C'est Relling, le médecin de famille qui joue le rôle de "stabilisateur" de la famille jusqu'à l'arrivée de Greggers Werle. Il stabilise également le locataire du dessous, l'étudiant en théologie en l'orientant vers le "démoniaque" au lieu de se suicider (cf. le dialogue entre Relling et Gregers à la fin de la pièce).

Parallèle avec Othello de Shakespeare. Gregers Werle joue le rôle de Iago. Iago ment (Desdémone est innocente). Gregers dit la vérité (Gina a eu un enfant avec Akon Werle), mais le résultat est le même. Hjamar est un être faible et influençable. Il subit la double influence contradictoire de Relling, le médecin de famille qui l'entretient dans le "mensonge vital" (l'idée qu'il est un grand inventeur) et de Greggers Werle qui voudrait le voir vivre dans une vérité (en l'occurrence une "vérité mortifère") qu'il est incapable d'assumer.

Greggers suggère également à la petite Edvig de sacrifier son canard sauvage et/ou de se sacrifier elle-même.

Un tournant dans l'oeuvre d'Ibsen

Le Canard sauvage marque un tournant dans l'oeuvre d'Ibsen, dont le "message" a sans doute davantage désarçonné les spectateurs de l'époque que la bizarrerie des décors et des personnages : Ibsen semble défendre dans cette oeuvre un point de vue complètement opposé à celui qui apparaît dans les oeuvres précédentes, par exemple dans La maison de poupée.

Le souci "d'authenticité" est une fort belle chose, assurément, mais il peut avoir des conséquences dramatiques  quand il est exercé sans discernement.

Ce qui est valable pour un génie tel que Kierkegaard ne l'est pas forcément pour le premier venu, surtout quand ce premier venu, comme Gregers est un névrosé animé par l'esprit de ressentiment qui agit à tort et à travers.
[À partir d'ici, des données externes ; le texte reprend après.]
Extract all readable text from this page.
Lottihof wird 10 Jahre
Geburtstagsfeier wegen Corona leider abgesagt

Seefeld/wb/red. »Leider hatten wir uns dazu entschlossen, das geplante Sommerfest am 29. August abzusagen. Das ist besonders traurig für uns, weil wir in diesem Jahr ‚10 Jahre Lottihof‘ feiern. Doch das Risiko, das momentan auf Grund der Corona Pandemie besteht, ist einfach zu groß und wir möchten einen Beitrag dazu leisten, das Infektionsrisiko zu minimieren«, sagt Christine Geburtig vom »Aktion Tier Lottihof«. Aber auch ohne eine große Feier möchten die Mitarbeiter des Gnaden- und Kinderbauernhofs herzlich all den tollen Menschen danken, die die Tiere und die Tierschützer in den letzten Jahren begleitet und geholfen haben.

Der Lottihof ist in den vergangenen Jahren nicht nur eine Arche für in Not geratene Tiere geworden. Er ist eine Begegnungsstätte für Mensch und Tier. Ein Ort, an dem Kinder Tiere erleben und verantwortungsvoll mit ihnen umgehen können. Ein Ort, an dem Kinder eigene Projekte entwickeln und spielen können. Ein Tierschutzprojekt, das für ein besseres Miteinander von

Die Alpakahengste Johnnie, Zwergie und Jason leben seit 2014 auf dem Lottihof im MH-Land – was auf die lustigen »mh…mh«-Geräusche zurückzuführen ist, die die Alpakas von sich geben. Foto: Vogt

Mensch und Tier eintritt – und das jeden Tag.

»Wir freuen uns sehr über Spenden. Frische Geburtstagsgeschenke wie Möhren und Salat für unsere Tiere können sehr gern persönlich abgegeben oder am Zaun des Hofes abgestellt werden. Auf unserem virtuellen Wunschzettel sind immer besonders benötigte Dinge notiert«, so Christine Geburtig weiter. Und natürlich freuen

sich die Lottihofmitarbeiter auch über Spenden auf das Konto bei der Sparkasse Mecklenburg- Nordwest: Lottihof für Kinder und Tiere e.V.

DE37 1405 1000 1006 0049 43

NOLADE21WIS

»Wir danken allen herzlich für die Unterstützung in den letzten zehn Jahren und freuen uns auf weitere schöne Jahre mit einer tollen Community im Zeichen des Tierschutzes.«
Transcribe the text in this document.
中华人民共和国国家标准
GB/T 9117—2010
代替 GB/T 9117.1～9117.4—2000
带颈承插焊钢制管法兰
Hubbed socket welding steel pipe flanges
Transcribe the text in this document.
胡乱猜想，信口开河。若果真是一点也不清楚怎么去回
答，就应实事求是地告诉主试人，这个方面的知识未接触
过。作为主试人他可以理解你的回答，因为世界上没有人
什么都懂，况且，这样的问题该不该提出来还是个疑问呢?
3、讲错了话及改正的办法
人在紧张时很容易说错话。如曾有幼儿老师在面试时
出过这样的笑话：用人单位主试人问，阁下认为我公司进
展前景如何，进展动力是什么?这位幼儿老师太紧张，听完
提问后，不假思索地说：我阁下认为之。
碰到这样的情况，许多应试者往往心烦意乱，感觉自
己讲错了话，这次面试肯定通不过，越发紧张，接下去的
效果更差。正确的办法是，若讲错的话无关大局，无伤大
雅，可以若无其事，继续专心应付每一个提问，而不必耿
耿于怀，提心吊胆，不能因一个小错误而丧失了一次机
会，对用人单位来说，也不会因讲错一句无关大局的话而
On peut et on doit sans doute fuir le mensonge, mais nul n'est fondé à exiger cette attitude des autres, surtout si, comme Gregers, on ne commence pas par soi-même.

Ibsen ne nous invite donc pas forcément à adopter les valeurs communes ou à cultiver le "mensonge vital", mais à la prudence et au doute.